How to Make a Seaborn Barplot

This tutorial will show you how to make a Seaborn barplot. The tutorial explains the syntax of sns.barplot, and shows step-by-step examples of how to create bar charts with Seaborn.

The tutorial is divided up into several sections. You can click on any of the following links to take you to the appropriate section (if you need something specific).

Table of Contents:

But if you’re new to Seaborn or new to data visualization in Python, you should probably read the full tutorial.

A quick review of bar plots

Let’s quickly review bar charts.

According to Wikipedia, bar charts (AKA, bar plots) are:

a chart or graph that presents categorical data with rectangular bars with heights or lengths proportional to the values that they represent.
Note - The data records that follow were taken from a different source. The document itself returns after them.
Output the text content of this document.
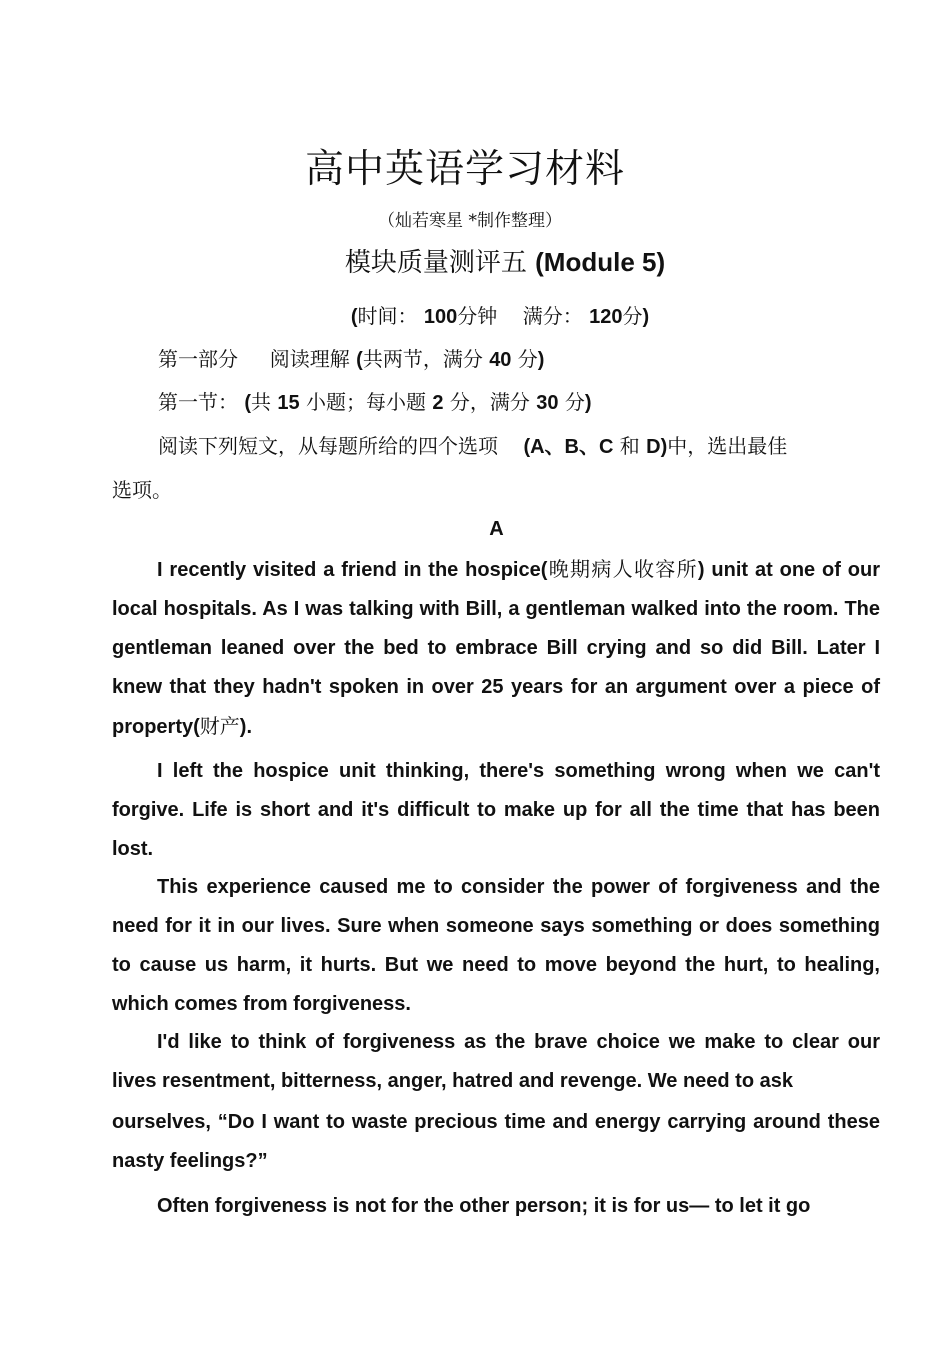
高中英语学习材料
（灿若寒星 *制作整理）
模块质量测评五 (Module 5)
(时间： 100分钟 满分： 120分)
第一部分 阅读理解 (共两节，满分 40 分)
第一节： (共 15 小题；每小题 2 分，满分 30 分)
阅读下列短文，从每题所给的四个选项 (A、B、C 和 D)中，选出最佳
选项。
A

I recently visited a friend in the hospice(晚期病人收容所) unit at one of our local hospitals. As I was talking with Bill, a gentleman walked into the room. The gentleman leaned over the bed to embrace Bill crying and so did Bill. Later I knew that they hadn't spoken in over 25 years for an argument over a piece of property(财产).

I left the hospice unit thinking, there's something wrong when we can't forgive. Life is short and it's difficult to make up for all the time that has been lost.

This experience caused me to consider the power of forgiveness and the need for it in our lives. Sure when someone says something or does something to cause us harm, it hurts. But we need to move beyond the hurt, to healing, which comes from forgiveness.

I'd like to think of forgiveness as the brave choice we make to clear our lives resentment, bitterness, anger, hatred and revenge. We need to ask

ourselves, “Do I want to waste precious time and energy carrying around these nasty feelings?”

Often forgiveness is not for the other person; it is for us— to let it go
So typically, the different bars represent different categories from a categorical variable. And the length of each bar represents some value of some metric for those categories.

An image of a simple bar chart that explains how bar charts work.

When to use the bar chart

Typically, we use bar charts when we have at least one categorical variable and one numeric variable.

We use the bar chart to analyze the differences between the categories.

Bar charts are a simple yet powerful data visualization technique that we can use to analyze data.

But in spite of their relative simplicity, they are not entirely easy to create in Python.

Having said that, let’s talk about creating bar charts in Python, and in Seaborn.

A quick introduction Seaborn

Before we talk about bar charts in Seaborn, let me quickly introduce Seaborn.

If you’re not familiar with it, Seaborn is a data visualization package for the Python programing language.

A picture that shows examples of several Seaborn data visualizations.
Source: https://seaborn.pydata.org/

It provides functions to create a variety of statistical data visualizations.

Seaborn is one of the best packages for data visualization

Python has a variety of data visualization packages. There are some old ones, like matplotlib. And there are some newer ones like Plotly, Bokeh, and others.

With all of the options, why use Seaborn?

The short answer is that it’s much easier to use than many of the other options.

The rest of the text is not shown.